Ha! Meral Hanım, mazisi, tabanı ve belli bir oy potansiyeli olan MHP'nin başına geçebilseydi...
CHP'de Atatürk'ün, İnönü'nün, Ecevit'in ve Baykal'ın bakiyesiyle güç bulan Kemal Kılıçdaroğlu'ndan çok daha başarılı olabilirdi.
Bu noktada...
Şayet hayır bloğunun ortak Cumhurbaşkanı adayı olmayı başaramazsa...
Akşener'in MHP, AK Parti ve CHP'den partisine kanalize edebileceği seçmen sayısının en iyi ihtimalle yüzde 10 bandında kalacağını düşünüyorum.
Çünkü Türkiye'de "Ben Karaoğlancıyım" , "Ben Erbakancıyım" , "Ben Demirelciyim" dönemi geride kalmıştır.
Türkiye'de seçmen zihninde, Amerikan sistemini andıran iki kutuplu bir seçim algısı oluşturulmuştur: Cumhuriyetçiler ve Demokratlar.
Mesela...
"Ben Doğu Perinçek'i çok seviyorum, ne olursa olsun oyumu ona vereceğim" düşüncesi zihinlerden büyük ölçüde silinmiştir.
"Aman oyun/oyum yabana gitmesin" algısı toplumu iki seçenek arasında tercih yapmaya zorunlu kılmıştır.
Seçmen şöyle düşünmektedir: "Maceraya gerek yok! AK Parti'nin karşısında yine en güçlü yapı: CHP..." (ya da tam tersi)
Aslına bakarsanız...
Hayır bloğundan ayrı hareket etmesi halinde...
Meral Akşener'in kendi partisinden Cumhurbaşkanı adayı olması AK Parti'nin işine yarayacaktır.
Neden? Anlatayım!
Önce ki cumhurbaşkanlığı seçimlerinde Selahattin Demirtaş'ın CB adayı olması, AK Parti karşıtı güneydoğu oylarının CHP'nin çatı adayına gitmesine engel olmuştu.

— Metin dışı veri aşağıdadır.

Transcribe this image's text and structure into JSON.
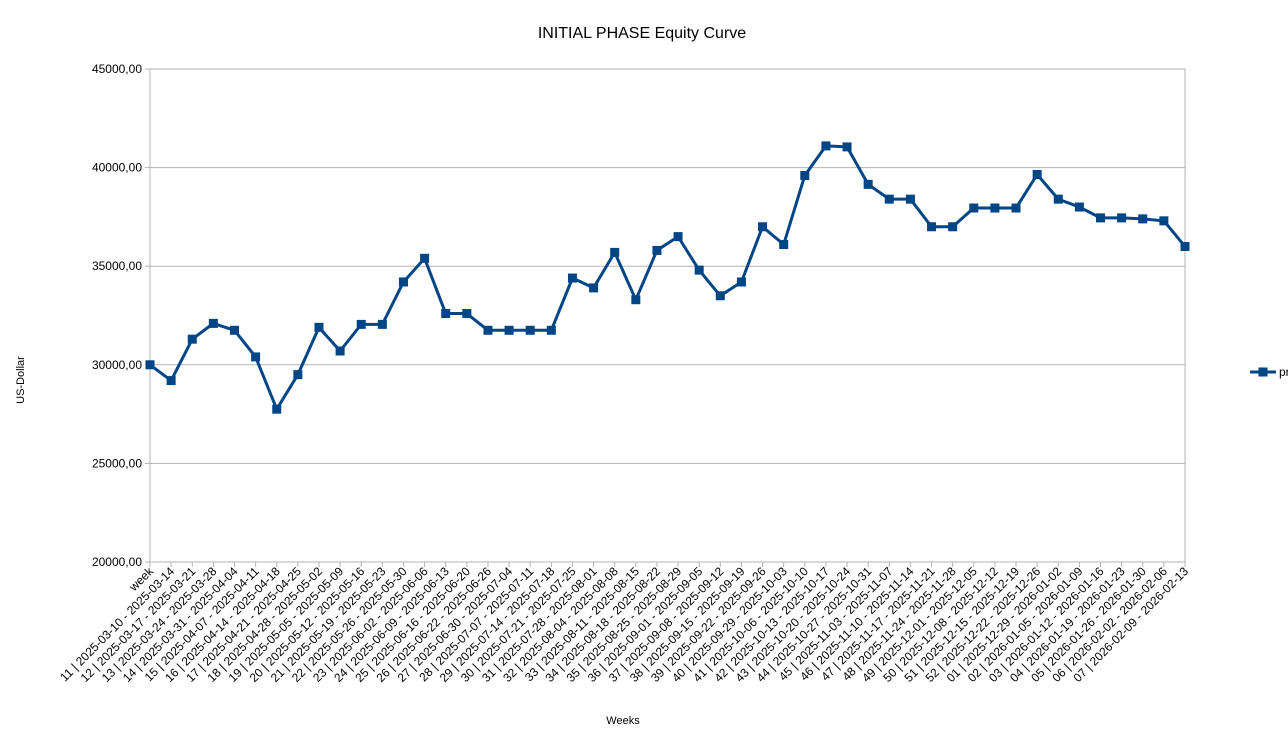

Yetmedi! Demirtaş, "cici çocuk" portresiyle sol cenahtan da oy topladı.
Şimdi...
Devlet Bahçeli'ye tepki duyanların AK Parti adayına oy vermesi beklenebilir mi?
O zaman küskün MHP oylarının CHP'ye gitmesine hangi parti engel olabilir?
Aynı durum Kılıçdaroğlu'na tepki duyan ancak AK Parti'ye de oy vermesi mümkün olmayan CHP seçmeni için de geçerli sayılmaz mı?
Şöyle ki: "Kardeşim tamam AK Parti'ye oy verme! Ama madem Kılıçdaroğlu'na kızıyorsun, o zaman kol kırılır yen içinde kalır dememelisin. Yeni partiye bir şans vermelisin"
Diğer taraftan AK Parti'ye küskün oyların da CHP adayına kanalize olmaması gerekmez mi?
Yani, "Ey küskün AK Partili, CHP'nin çatı adayına oy vereceğine yeni partiye ver"
Uzun yazının kısası...
Meral Akşener'in müstakbel partisi küskünlerin kitlesel etkinliğini zayıflatacak bir şemsiyeden ibaret olacaktır.
Fakat yerel seçimler için bu kadar iyimser değilim.
Çünkü CHP'den, MHP'den ve AK Parti'den aday gösterilmeyen mevcut belediye başkanlarının çalacağı ilk kapı Meral Akşener'in kapısı olacaktır.
Bunun içindir ki, yeni parti yerel seçim üzerine yapılan tüm hesapları alt-üst ederek bazı bölgelerde kilit vazifesi görebilir.